Di sini, muncul satu pertanyaan; mengapa para anak buah Inspektur itu bersedia
“membantu” proses pembunuhan? Bukankah mereka mengetahui bahwa bagaimanapun aksi
tersebut adalah suatu tindakan yang tidak benar?
Penulis merasa
aneh. Biasanya, proses masuk ke dalam institusi sekelas polisi sangatlah ketat.
Sudah menjadi hal yang pasti bahwa oknum yang menjadi tersangka di atas pun merupakan
bagian dari orang-orang terpilih yang lolos seleksi alam. Kalau begini, penulis
jadi tergelitik untuk mempertanyakan proses seleksi polisi. Ah, tapi tak perlu
rasanya suudzon dengan prosesnya. Kiranya, mereka adalah orang-orang
yang menggunakan jalur orang dalam dan modal 300 juta puasa Senin-Kamis.
Tak
hanya kasus Sambo, ada pula tragedi Stadion Kanjuruhan yang terjadi pada awal
Oktober 2022 lalu.

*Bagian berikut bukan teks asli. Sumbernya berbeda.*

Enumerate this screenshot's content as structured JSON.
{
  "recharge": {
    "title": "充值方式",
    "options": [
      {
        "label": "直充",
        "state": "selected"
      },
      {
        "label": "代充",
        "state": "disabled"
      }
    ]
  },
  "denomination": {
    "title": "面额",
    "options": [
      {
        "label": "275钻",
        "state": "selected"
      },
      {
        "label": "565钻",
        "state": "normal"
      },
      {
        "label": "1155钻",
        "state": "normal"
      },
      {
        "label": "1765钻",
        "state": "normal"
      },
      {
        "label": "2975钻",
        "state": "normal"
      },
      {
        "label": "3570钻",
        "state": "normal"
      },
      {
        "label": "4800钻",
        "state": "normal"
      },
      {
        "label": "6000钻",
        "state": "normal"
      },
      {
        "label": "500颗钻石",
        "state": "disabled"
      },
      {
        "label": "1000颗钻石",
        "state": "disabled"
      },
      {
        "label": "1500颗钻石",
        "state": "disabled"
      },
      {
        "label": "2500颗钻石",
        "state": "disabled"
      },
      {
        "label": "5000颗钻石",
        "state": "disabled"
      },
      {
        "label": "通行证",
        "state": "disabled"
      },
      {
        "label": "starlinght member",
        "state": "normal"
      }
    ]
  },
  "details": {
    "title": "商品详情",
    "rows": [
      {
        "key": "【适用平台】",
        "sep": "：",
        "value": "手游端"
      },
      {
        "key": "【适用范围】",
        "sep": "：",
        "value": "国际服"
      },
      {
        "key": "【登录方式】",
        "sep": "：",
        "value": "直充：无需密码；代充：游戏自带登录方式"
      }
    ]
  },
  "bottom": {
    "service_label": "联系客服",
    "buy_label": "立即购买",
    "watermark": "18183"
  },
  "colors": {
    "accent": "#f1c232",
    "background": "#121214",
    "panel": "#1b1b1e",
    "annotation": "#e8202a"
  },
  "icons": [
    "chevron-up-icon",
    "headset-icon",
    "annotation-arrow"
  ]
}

Tragedi tersebut terjadi saat pertandingan antara Arema FC
kontra Persebaya Surabaya bertempat di Stadion Kanjuruhan, Malang. Ketika
pertandingan berakhir dengan skor 2-3 untuk kemenangan Persebaya, para pemain
Arema bermaksud meminta maaf kepada seluruh Aremania (sebutan untuk supporter
Arema FC) atas kekalahan yang mereka terima dengan berdiri menghadap supporter
sambil melambaikan tangan. Namun, sejumlah supporter justru melakukan
tindakan yang kurang tepat.
Terdapat
oknum Aremania yang terjun ke lapangan sembari berlari membawa bendera. Hal
tersebut memaksa pihak keamanan, dalam hal ini kepolisian, melaksanakan tugasnya.
Namun, Aremania lain yang berada di tribun atas mengira telah terjadi
keributan, sehingga banyak di antara mereka yang ikut-ikutan turun ke lapangan.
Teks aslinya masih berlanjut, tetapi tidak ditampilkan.